Second, the study took advantage of an existing, naturalistic stimulus set rather than using synthetically constructed utterances with predetermined characteristics. As a result, numerous stimulus features were strongly intercorrelated, limiting the extent to which any single feature could be isolated. This battery has the advantage of having physical features that have previously been published. Nevertheless, future synthetic stimulus development is needed in which specific parameters are modulated independently across a continuum of levels. This stimulus set further consisted of posed portrayals of emotional speech rather than evoked prosody from natural discourse. Though it can reasonably be argued that posed expressions must be relatively similar to naturally occurring expressions in order for communication to be successful, it may nevertheless be the case that posed expressions are exaggerated and more intense than authentic expressions and that the acoustic properties between posed and authentic stimuli may differ.12
Similarly, the ability to generalize performance from tasks involving posed portrayals to normal discourse may have its limitations. Nevertheless, because speakers may have complex emotions during normal discourse, obtaining objective validation of intended emotion may be impossible under naturalistic circumstances. All patients were also receiving antipsychotic medication at the time of testing, raising the possibility of a medication effect. However, no correlation was observed between performance and medication dosage.

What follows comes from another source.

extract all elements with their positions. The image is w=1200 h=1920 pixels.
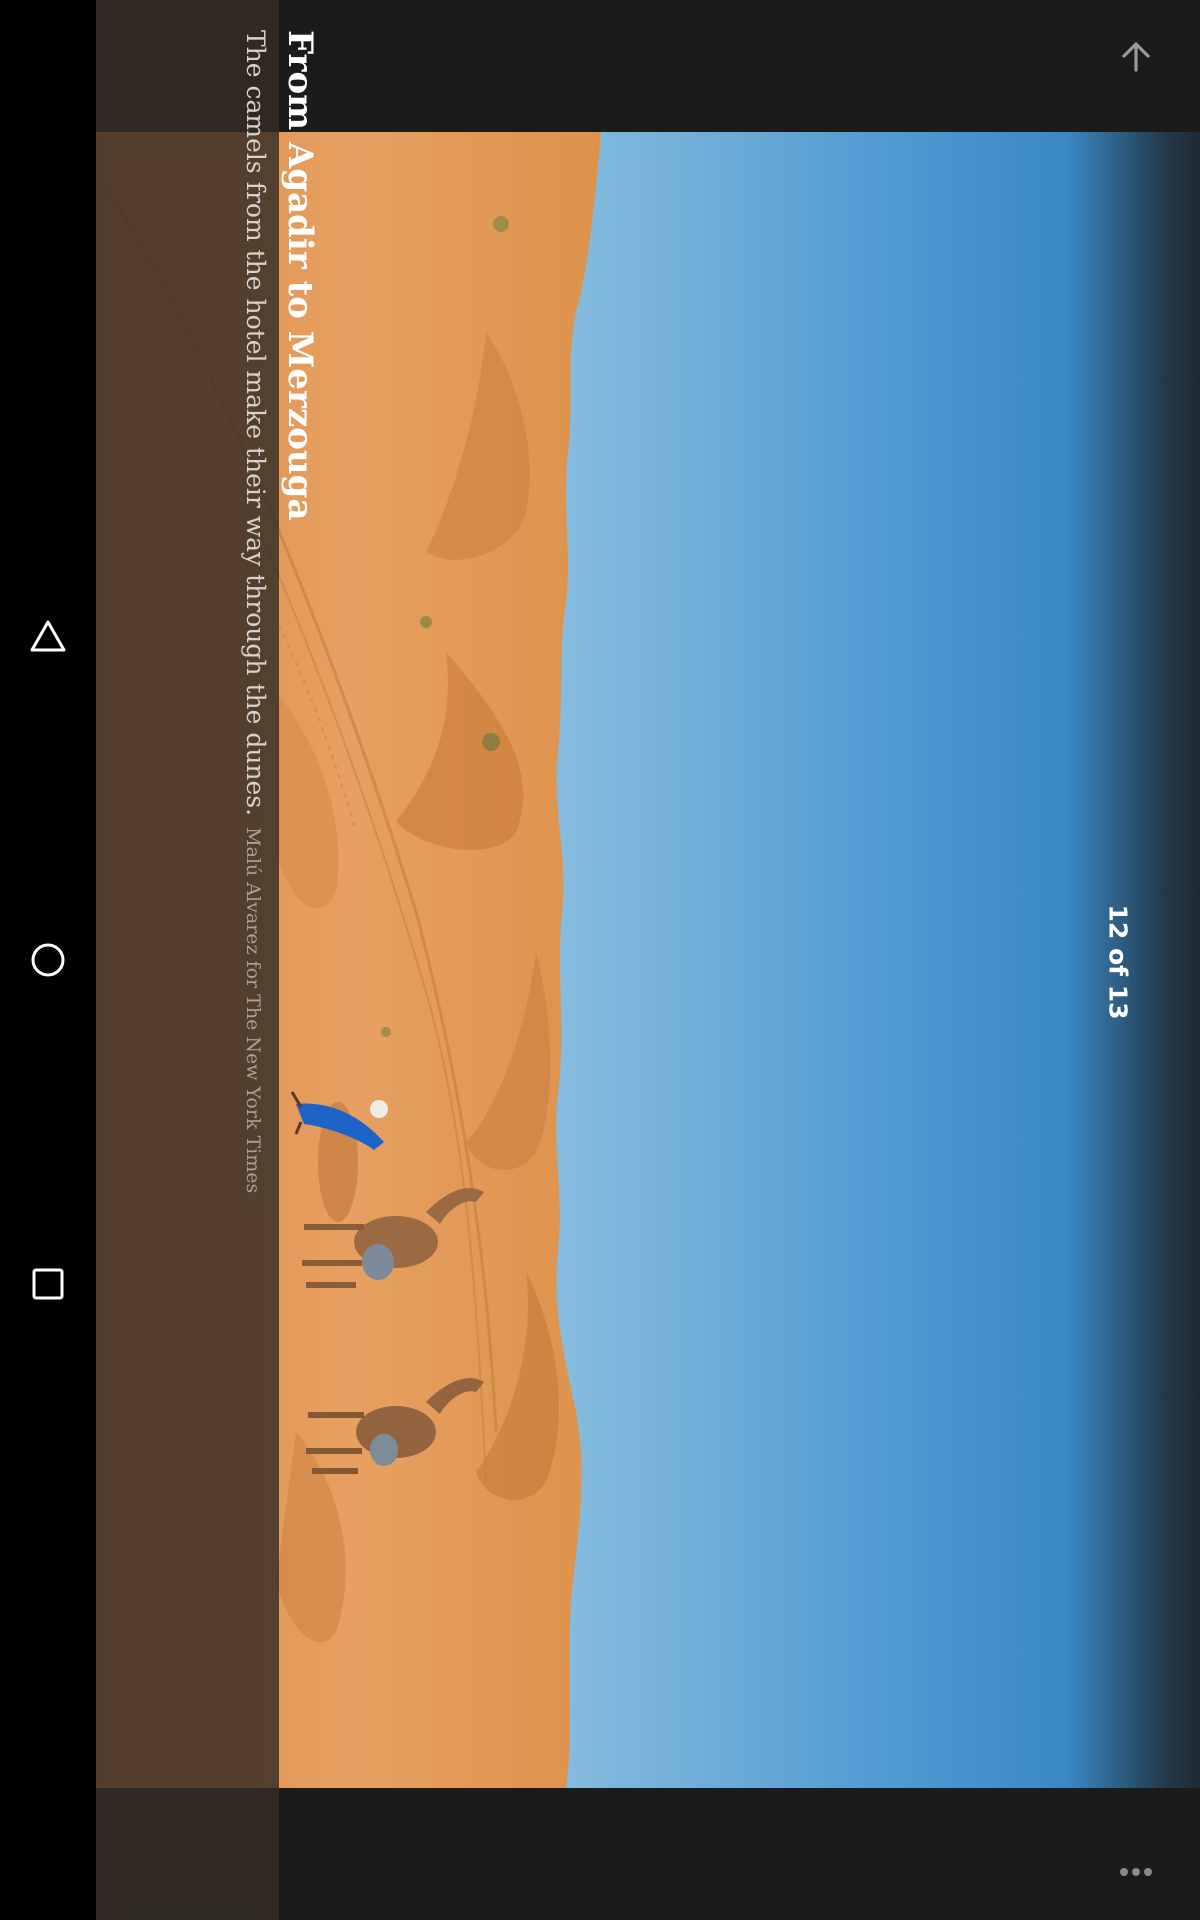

In conclusion, disturbed emotion identification ability represents a key determinant of social cognition and functional outcome in schizophrenia. This is the first study to evaluate contribution of specific underlying acoustic cues to emotion identification dysfunction, as well as to assess the perception of emotion intensity. Primary findings are that patients show intact ability to utilize intensity-based cues but reduced ability to identify emotions based upon critical pitch modulations. Such deficits contribute to disturbances not only in identification of intended emotions but also in discrimination between intended weak and strong emotional portrayals. Further, as in prior studies, deficits correlated highly with more basic deficits in auditory processing, as well as with global outcome measures. These findings indicate the need for cue-, as well as emotion-, based assessment of prosodic dysfunction in schizophrenia and for ecological approaches to conceptualization and remediation of social communicatory impairments in schizophrenia. Furthermore, a cue-based approach may provide a method to discriminate schizophrenia dysprosodia from dysprosodias found in other illnesses such as Parkinsonism and autism.